When there is a family history of retinoblastoma, a child is most likely to develop the disease within 28 months of birth. When there is no family history, it is frequently the parents who notice the main symptoms of retinoblastoma: a white pupil reflex instead of a normal black pupil or red reflex, or a crossed eye.

Ophthalmologists at the Children's Hospital Los Angeles (Los Angeles, CA, USA) and their associates performed whole genome sequencing on 20 matched blood and aqueous samples. Tumor-associated chromosomal changes were found in 0/20 blood versus 11/20 aqueous samples along with shorter DNA fragments. The scientists concluded that aqueous humor is superior to blood as a liquid biopsy for retinoblastoma.

Jesse L. Berry, MD, Associate Director of Ocular Oncology at Children's Hospital Los Angeles, and senior author of the study, said, “You can't directly biopsy retinoblastoma. The tumor is like liquid and has cells all over the eye. Plus retinoblastoma cells can spread easily. Direct biopsy can cause relapse or spread of the disease outside of the eye. This makes diagnosis tricky. In the absence of molecular tests, trained ophthalmologists must look for anomalies in the eye and use ultrasound imaging to diagnose the disease.”

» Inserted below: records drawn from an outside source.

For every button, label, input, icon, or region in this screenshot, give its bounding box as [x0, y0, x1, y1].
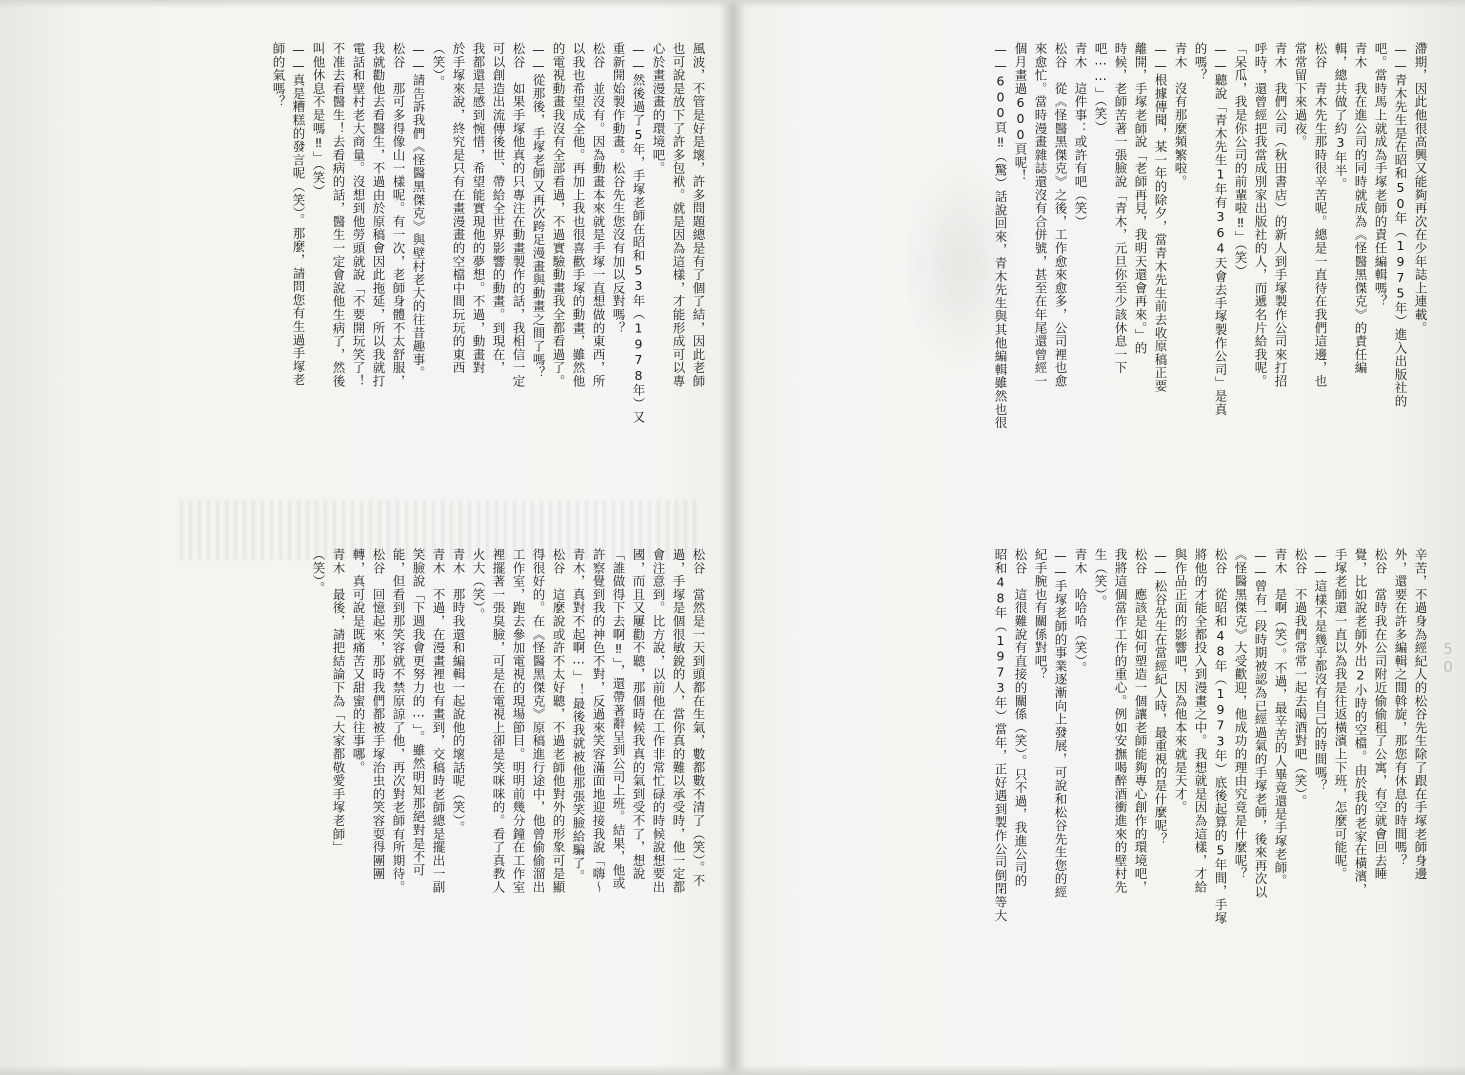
left-page-upper-text-block — [40, 42, 708, 512]
text-column: ——松谷先生在當經紀人時，最重視的是什麼呢？ — [1153, 548, 1168, 846]
text-column: 以我也希望成全他。再加上我也很喜歡手塚的動畫，雖然他 — [571, 42, 586, 388]
text-column: 火大（笑）。 — [471, 548, 486, 622]
text-column: 國，而且又屢勸不聽，那個時候我真的氣到受不了，想說 — [631, 548, 646, 881]
text-column: 松谷 當然是一天到頭都在生氣，數都數不清了（笑）。不 — [691, 548, 706, 888]
text-column: 離開，手塚老師說「老師再見，我明天還會再來。」的 — [1133, 42, 1148, 355]
text-column: 覺，比如說老師外出2小時的空檔。由於我的老家在橫濱， — [1353, 548, 1368, 897]
text-column: 松谷 青木先生那時很辛苦呢。總是一直待在我們這邊，也 — [1313, 42, 1328, 388]
text-column: 能，但看到那笑容就不禁原諒了他，再次對老師有所期待。 — [391, 548, 406, 894]
book-gutter-shadow — [720, 0, 746, 1075]
text-column: 會注意到。比方說，以前他在工作非常忙碌的時候說想要出 — [651, 548, 666, 894]
text-column: 常常留下來過夜。 — [1293, 42, 1308, 149]
text-column: 松谷 那可多得像山一樣呢。有一次，老師身體不太舒服， — [391, 42, 406, 388]
text-column: 「呆瓜，我是你公司的前輩啦‼」（笑） — [1233, 42, 1248, 278]
text-column: 青木 我在進公司的同時就成為《怪醫黑傑克》的責任編 — [1353, 42, 1368, 375]
text-column: 《怪醫黑傑克》大受歡迎，他成功的理由究竟是什麼呢？ — [1233, 548, 1248, 881]
text-column: 裡擺著一張臭臉，可是在電視上卻是笑咪咪的。看了真教人 — [491, 548, 506, 894]
text-column: 手塚老師還一直以為我是往返橫濱上下班，怎麼可能呢。 — [1333, 548, 1348, 881]
text-column: 青木 沒有那麼頻繁啦。 — [1173, 42, 1188, 189]
text-column: ——這樣不是幾乎都沒有自己的時間嗎？ — [1313, 548, 1328, 793]
text-column: ——聽說「青木先生1年有364天會去手塚製作公司」是真 — [1213, 42, 1228, 417]
text-column: 時候，老師苦著一張臉說「青木，元旦你至少該休息一下 — [1113, 42, 1128, 375]
text-column: 昭和48年（1973年）當年，正好遇到製作公司倒閉等大 — [993, 548, 1008, 923]
text-column: 我就勸他去看醫生，不過由於原稿會因此拖延，所以我就打 — [371, 42, 386, 388]
text-column: 生（笑）。 — [1093, 548, 1108, 609]
text-column: ——手塚老師的事業逐漸向上發展，可說和松谷先生您的經 — [1053, 548, 1068, 899]
text-column: （笑）。 — [431, 42, 446, 89]
text-column: 心於畫漫畫的環境吧。 — [651, 42, 666, 175]
text-column: 青木 是啊（笑）。不過，最辛苦的人畢竟還是手塚老師。 — [1273, 548, 1288, 888]
text-column: 松谷 不過我們常常一起去喝酒對吧（笑）。 — [1293, 548, 1308, 808]
text-column: 松谷 並沒有。因為動畫本來就是手塚一直想做的東西，所 — [591, 42, 606, 388]
text-column: 松谷 應該是如何塑造一個讓老師能夠專心創作的環境吧， — [1133, 548, 1148, 894]
page-edge-top — [0, 0, 1465, 8]
text-column: 笑臉說「下週我會更努力的⋯」。雖然明知那絕對是不可 — [411, 548, 426, 877]
text-column: 「誰做得下去啊‼」，還帶著辭呈到公司上班。結果，他或 — [611, 548, 626, 891]
text-column: 紀手腕也有關係對吧？ — [1033, 548, 1048, 681]
text-column: 松谷 回憶起來，那時我們都被手塚治虫的笑容耍得團團 — [371, 548, 386, 881]
text-column: 松谷 這麼說或許不太好聽，不過老師他對外的形象可是顯 — [551, 548, 566, 894]
text-column: 青木 我們公司（秋田書店）的新人到手塚製作公司來打招 — [1273, 42, 1288, 388]
text-column: 來愈忙。當時漫畫雜誌還沒有合併號，甚至在年尾還曾經一 — [1033, 42, 1048, 388]
text-column: 將他的才能全都投入到漫畫之中。我想就是因為這樣，才給 — [1193, 548, 1208, 894]
text-column: 青木 哈哈哈（笑）。 — [1073, 548, 1088, 675]
text-column: 我將這個當作工作的重心。例如安撫喝醉酒衝進來的壁村先 — [1113, 548, 1128, 894]
left-page-lower-text-block — [72, 548, 708, 1028]
text-column: 松谷 如果手塚他真的只專注在動畫製作的話，我相信一定 — [511, 42, 526, 388]
text-column: ——根據傳聞，某一年的除夕，當青木先生前去收原稿正要 — [1153, 42, 1168, 393]
text-column: 松谷 這很難說有直接的關係（笑）。只不過，我進公司的 — [1013, 548, 1028, 888]
text-column: 電話和壁村老大商量。沒想到他勞頭就說「不要開玩笑了！ — [351, 42, 366, 388]
text-column: 吧⋯⋯」（笑） — [1093, 42, 1108, 134]
text-column: ——真是糟糕的發言呢（笑）。那麼，請問您有生過手塚老 — [291, 42, 306, 387]
text-column: ——曾有一段時期被認為已經過氣的手塚老師，後來再次以 — [1253, 548, 1268, 899]
text-column: （笑）。 — [311, 548, 326, 595]
text-column: ——青木先生是在昭和50年（1975年）進入出版社的 — [1393, 42, 1408, 408]
text-column: ——請告訴我們《怪醫黑傑克》與壁村老大的往昔趣事。 — [411, 42, 426, 380]
text-column: 青木 最後，請把結論下為「大家都敬愛手塚老師」 — [331, 548, 346, 854]
text-column: 轉，真可說是既痛苦又甜蜜的往事哪。 — [351, 548, 366, 775]
text-column: 青木 這件事：或許有吧（笑） — [1073, 42, 1088, 229]
text-column: 師的氣嗎？ — [271, 42, 286, 109]
text-column: 工作室，跑去參加電視的現場節目。明明前幾分鐘在工作室 — [511, 548, 526, 894]
text-column: 得很好的。在《怪醫黑傑克》原稿進行途中，他曾偷偷溜出 — [531, 548, 546, 894]
text-column: 不准去看醫生！去看病的話，醫生一定會說他生病了，然後 — [331, 42, 346, 388]
text-column: ——從那後，手塚老師又再次跨足漫畫與動畫之間了嗎？ — [531, 42, 546, 380]
text-column: 個月畫過600頁呢！ — [1013, 42, 1028, 183]
right-page-lower-text-block — [790, 548, 1430, 1028]
right-page-upper-text-block — [762, 42, 1430, 512]
text-column: 的嗎？ — [1193, 42, 1208, 82]
text-column: 外，還要在許多編輯之間斡旋，那您有休息的時間嗎？ — [1393, 548, 1408, 868]
text-column: 呼時，還曾經把我當成別家出版社的人，而遞名片給我呢。 — [1253, 42, 1268, 388]
text-column: 許察覺到我的神色不對，反過來笑容滿面地迎接我說「嗨～ — [591, 548, 606, 894]
text-column: ——600頁‼（驚）話說回來，青木先生與其他編輯雖然也很 — [993, 42, 1008, 430]
text-column: 與作品正面的影響吧，因為他本來就是天才。 — [1173, 548, 1188, 814]
text-column: 也可說是放下了許多包袱。就是因為這樣，才能形成可以專 — [671, 42, 686, 388]
page-edge-bottom — [0, 1065, 1465, 1075]
text-column: 青木，真對不起啊⋯」！最後我就被他那張笑臉給騙了。 — [571, 548, 586, 883]
text-column: 過，手塚是個很敏銳的人，當你真的難以承受時，他一定都 — [671, 548, 686, 894]
text-column: 的電視動畫我沒有全部看過，不過實驗動畫我全都看過了。 — [551, 42, 566, 388]
text-column: 叫他休息不是嗎‼」（笑） — [311, 42, 326, 198]
text-column: ——然後過了5年，手塚老師在昭和53年（1978年）又 — [631, 42, 646, 424]
text-column: 於手塚來說，終究是只有在畫漫畫的空檔中間玩玩的東西 — [451, 42, 466, 375]
text-column: 我都還是感到惋惜，希望能實現他的夢想。不過，動畫對 — [471, 42, 486, 375]
text-column: 可以創造出流傳後世、帶給全世界影響的動畫。到現在， — [491, 42, 506, 375]
text-column: 重新開始製作動畫。松谷先生您沒有加以反對嗎？ — [611, 42, 626, 335]
text-column: 吧。當時馬上就成為手塚老師的責任編輯嗎？ — [1373, 42, 1388, 308]
text-column: 松谷 從昭和48年（1973年）底後起算的5年間，手塚 — [1213, 548, 1228, 925]
text-column: 輯，總共做了約3年半。 — [1333, 42, 1348, 191]
text-column: 松谷 從《怪醫黑傑克》之後，工作愈來愈多，公司裡也愈 — [1053, 42, 1068, 388]
text-column: 滯期，因此他很高興又能夠再次在少年誌上連載。 — [1413, 42, 1428, 335]
text-column: 松谷 當時我在公司附近偷偷租了公寓，有空就會回去睡 — [1373, 548, 1388, 881]
text-column: 風波，不管是好是壞，許多問題總是有了個了結，因此老師 — [691, 42, 706, 388]
text-column: 辛苦，不過身為經紀人的松谷先生除了跟在手塚老師身邊 — [1413, 548, 1428, 881]
text-column: 青木 那時我還和編輯一起說他的壞話呢（笑）。 — [451, 548, 466, 835]
text-column: 青木 不過，在漫畫裡也有畫到，交稿時老師總是擺出一副 — [431, 548, 446, 894]
page-number: 50 — [1439, 640, 1457, 676]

Dr. Berry noted that “Many children actually have retinoblastoma tumors in both eyes. If we were to test the blood and find a positive result, we would not actually know which eye it was from. Instead, aqueous humor biopsies give us specific information for tumors in each eye. Not only can tumor DNA be detected, but the study also showed that genetic factors can predict treatment success for a given tumor. Taken together, the discoveries are set to drastically improve retinoblastoma research and clinical practice.”

"Aqueous humor biopsy has potential to becoming the new standard of care for retinoblastoma," said Dr. Berry. "It is our best chance to diagnose and treat these patients on a molecular level.” The study was published on October 30, 2019 in the journal Ophthalmology.